IL-17 plays a key role to defend infections, but also in chronic inflammatory disorders. We developed tools for the enrichment and detection of IL-17-producing cells.
After T cell activation IL-17 was detected on the surface of IL-17-producing cells after first labeling the cells with a bispecific CD45-IL-17 antibody affinity matrix. Cells were again cultured for 45 min to allow IL-17 secretion. Secreted IL-17 was specifically caught onto the affinity matrix of IL-17-producing cells. Subsequently IL-17-secreting cells were fluorescently stained with a second IL-17 antibody or additionally labeled with magnetic beads.
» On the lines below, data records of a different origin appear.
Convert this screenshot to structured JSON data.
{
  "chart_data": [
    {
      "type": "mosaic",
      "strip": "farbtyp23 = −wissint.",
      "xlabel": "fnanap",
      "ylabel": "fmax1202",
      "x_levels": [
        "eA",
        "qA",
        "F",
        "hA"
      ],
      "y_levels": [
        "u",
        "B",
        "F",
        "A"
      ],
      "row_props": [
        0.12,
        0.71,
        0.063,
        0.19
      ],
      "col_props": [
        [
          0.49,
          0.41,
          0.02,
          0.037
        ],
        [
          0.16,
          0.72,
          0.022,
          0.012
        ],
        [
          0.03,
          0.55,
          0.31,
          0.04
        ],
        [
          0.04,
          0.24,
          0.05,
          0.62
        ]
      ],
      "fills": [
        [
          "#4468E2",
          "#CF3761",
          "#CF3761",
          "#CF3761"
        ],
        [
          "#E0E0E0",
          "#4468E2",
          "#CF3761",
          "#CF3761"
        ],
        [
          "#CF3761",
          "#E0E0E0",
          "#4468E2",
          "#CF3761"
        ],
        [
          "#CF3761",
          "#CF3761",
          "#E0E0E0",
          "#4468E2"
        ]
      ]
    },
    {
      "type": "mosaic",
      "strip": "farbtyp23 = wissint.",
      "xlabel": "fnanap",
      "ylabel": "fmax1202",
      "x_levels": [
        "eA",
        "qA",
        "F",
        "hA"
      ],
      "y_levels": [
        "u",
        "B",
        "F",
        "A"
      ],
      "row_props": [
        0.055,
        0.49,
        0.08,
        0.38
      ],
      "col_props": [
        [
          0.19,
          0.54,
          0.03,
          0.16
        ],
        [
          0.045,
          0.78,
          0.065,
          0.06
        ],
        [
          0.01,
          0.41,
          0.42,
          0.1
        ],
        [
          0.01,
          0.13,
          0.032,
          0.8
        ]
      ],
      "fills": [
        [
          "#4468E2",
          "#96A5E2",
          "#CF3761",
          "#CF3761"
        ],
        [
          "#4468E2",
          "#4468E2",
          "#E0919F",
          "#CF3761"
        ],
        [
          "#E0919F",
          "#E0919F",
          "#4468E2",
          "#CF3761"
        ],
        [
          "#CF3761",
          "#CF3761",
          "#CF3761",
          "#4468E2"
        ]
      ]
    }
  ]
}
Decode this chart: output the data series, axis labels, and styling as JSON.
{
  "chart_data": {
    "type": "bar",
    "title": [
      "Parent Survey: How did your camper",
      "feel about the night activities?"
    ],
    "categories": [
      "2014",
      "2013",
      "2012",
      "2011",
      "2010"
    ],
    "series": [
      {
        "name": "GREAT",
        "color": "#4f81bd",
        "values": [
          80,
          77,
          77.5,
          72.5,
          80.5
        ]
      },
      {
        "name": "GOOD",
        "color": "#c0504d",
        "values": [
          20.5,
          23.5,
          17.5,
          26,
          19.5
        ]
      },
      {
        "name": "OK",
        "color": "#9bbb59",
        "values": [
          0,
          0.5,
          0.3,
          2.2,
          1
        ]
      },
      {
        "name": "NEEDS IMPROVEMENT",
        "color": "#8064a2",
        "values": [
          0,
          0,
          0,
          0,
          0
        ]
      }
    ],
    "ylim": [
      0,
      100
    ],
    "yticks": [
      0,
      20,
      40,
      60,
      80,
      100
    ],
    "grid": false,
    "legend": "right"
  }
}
Stimulation of mouse spleen cells with PMA/ionomycin showed a maximal IL-17 secretion after 4 h in <0.5% of CD4 and CD8 T cells, but in around 20% g/d T cells and 7% NKT cells. In contrast in human PBMC the IL-17 secretion was mainly restricted to CD4 T cells, with a maximum of 0.1-1% of them producing IL-17 after 4 h activation with the artificial superantigen CytoStim. Magnetic enrichment yields in IL-17+ cell populations with a purity of >90%. Nearly all of the enriched IL-17+ CD4 T cells co-expressed CD154, confirming the specificity of the detection and enrichment method.
The IL-17 secretion assays allow detection of IL-17-secreting cells and provides highly enriched populations of viable IL-17-producing cells to investigate its function and the role of IL-17 in host defense and disease development.